My last paragraph was even more troublesome and I will cut and paste it for you here:
what’s on your clip it does a good job. It only does hold the phone in vertical mode though I do sometimes prefer to hold my phone in a horizontal modem a belt clip so that’s something toconsider but overall I would probably get about three and a half stars. This is the Dr mode iphone six protective case that also includes a belt clip and this is the review of it for Dragon by going tocome.
It has a tendency to merge words and it really has a problem with brand names and such, though it could be my New York accent when I speak that gives the transcription some trouble. Where I said “I would give it about 3 and a half stars” it translated to I would probably get about three and a half stars. Note I talk pretty quickly so when comparing the transcription here to Dragon Naturally speaking it is only slightly worse, though with Dragon software I can do voice training and increase accuracy.
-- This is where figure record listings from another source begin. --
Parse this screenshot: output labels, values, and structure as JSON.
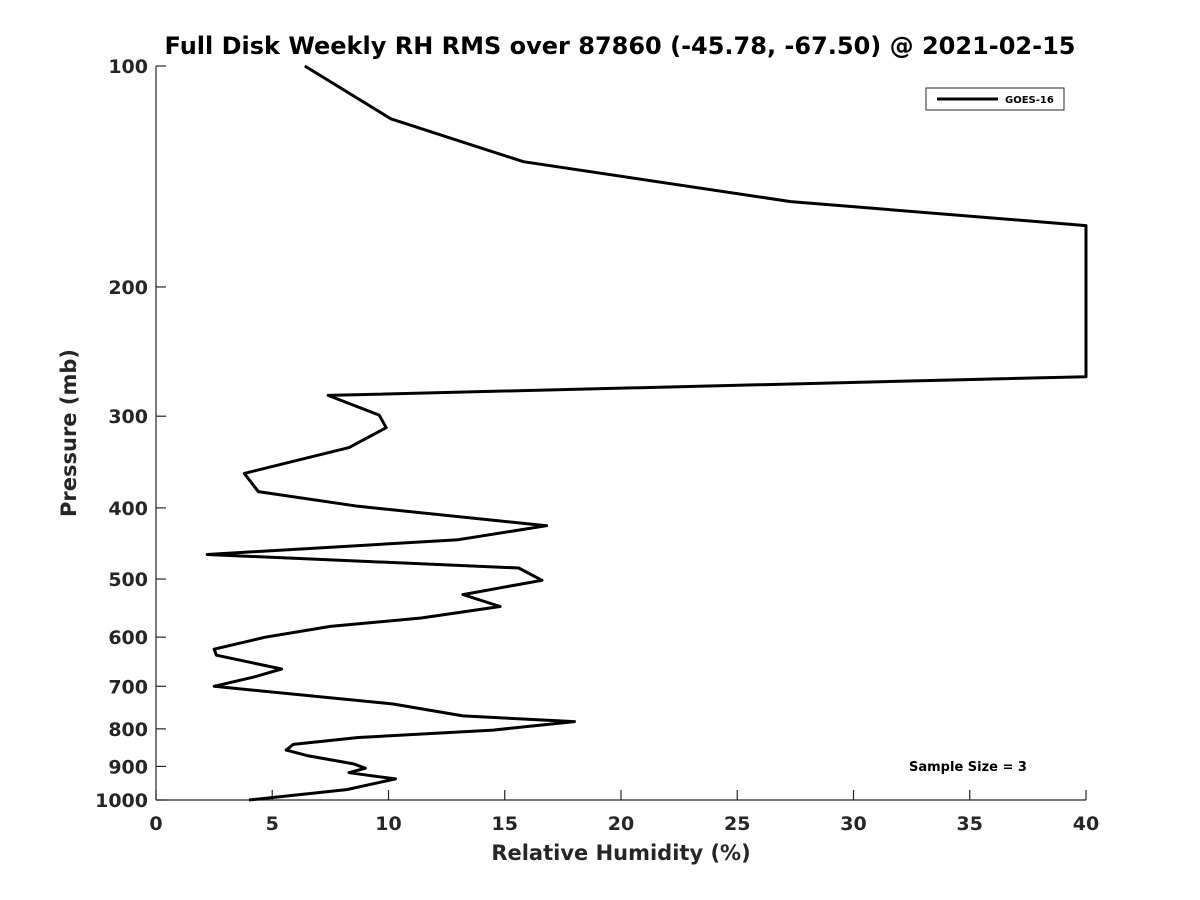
{
  "chart_data": {
    "type": "line",
    "title": "Full Disk Weekly RH RMS over 87860 (-45.78, -67.50) @ 2021-02-15",
    "xlabel": "Relative Humidity (%)",
    "ylabel": "Pressure (mb)",
    "xlim": [
      0,
      40
    ],
    "ylim": [
      100,
      1000
    ],
    "yscale": "log",
    "yaxis_reversed": true,
    "x_ticks": [
      0,
      5,
      10,
      15,
      20,
      25,
      30,
      35,
      40
    ],
    "y_ticks": [
      100,
      200,
      300,
      400,
      500,
      600,
      700,
      800,
      900,
      1000
    ],
    "grid": false,
    "legend": {
      "position": "top-right",
      "entries": [
        "GOES-16"
      ]
    },
    "annotations": [
      {
        "text": "Sample Size = 3",
        "position": "bottom-right"
      }
    ],
    "series": [
      {
        "name": "GOES-16",
        "color": "#000000",
        "points": [
          [
            6.4,
            100
          ],
          [
            10.1,
            118
          ],
          [
            15.8,
            135
          ],
          [
            27.3,
            153
          ],
          [
            40.0,
            165
          ],
          [
            40.0,
            265
          ],
          [
            7.4,
            281
          ],
          [
            9.6,
            299
          ],
          [
            9.9,
            311
          ],
          [
            8.3,
            331
          ],
          [
            3.8,
            359
          ],
          [
            4.4,
            380
          ],
          [
            8.7,
            398
          ],
          [
            16.8,
            423
          ],
          [
            13.0,
            442
          ],
          [
            2.2,
            463
          ],
          [
            15.6,
            483
          ],
          [
            16.6,
            502
          ],
          [
            13.2,
            525
          ],
          [
            14.8,
            545
          ],
          [
            11.4,
            565
          ],
          [
            7.5,
            580
          ],
          [
            4.7,
            600
          ],
          [
            2.5,
            623
          ],
          [
            2.6,
            635
          ],
          [
            5.4,
            663
          ],
          [
            4.2,
            680
          ],
          [
            2.5,
            700
          ],
          [
            10.2,
            740
          ],
          [
            13.2,
            768
          ],
          [
            18.0,
            782
          ],
          [
            14.5,
            803
          ],
          [
            8.7,
            822
          ],
          [
            5.9,
            840
          ],
          [
            5.6,
            855
          ],
          [
            6.5,
            870
          ],
          [
            8.5,
            893
          ],
          [
            9.0,
            905
          ],
          [
            8.3,
            918
          ],
          [
            10.3,
            936
          ],
          [
            8.2,
            968
          ],
          [
            4.0,
            1000
          ]
        ]
      }
    ]
  }
}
VoiceBase does let you define custom vocabulary which I didn’t do for this quick test period however.
You also have the ability to turn on swear word filter if you don’t want a transcription that includes curse words.
Overall, it probably saved me a few minutes on several hundred words of written text, I still had to do some editing but if I have a lot of time stuck in a car where I can record my voice to speak notes/audio blog posts and convert to written later it appeared to be faster than if I manually transcribed them by typing them out which I can do at 105 Words Per Minute but I have more productive things to do with my time.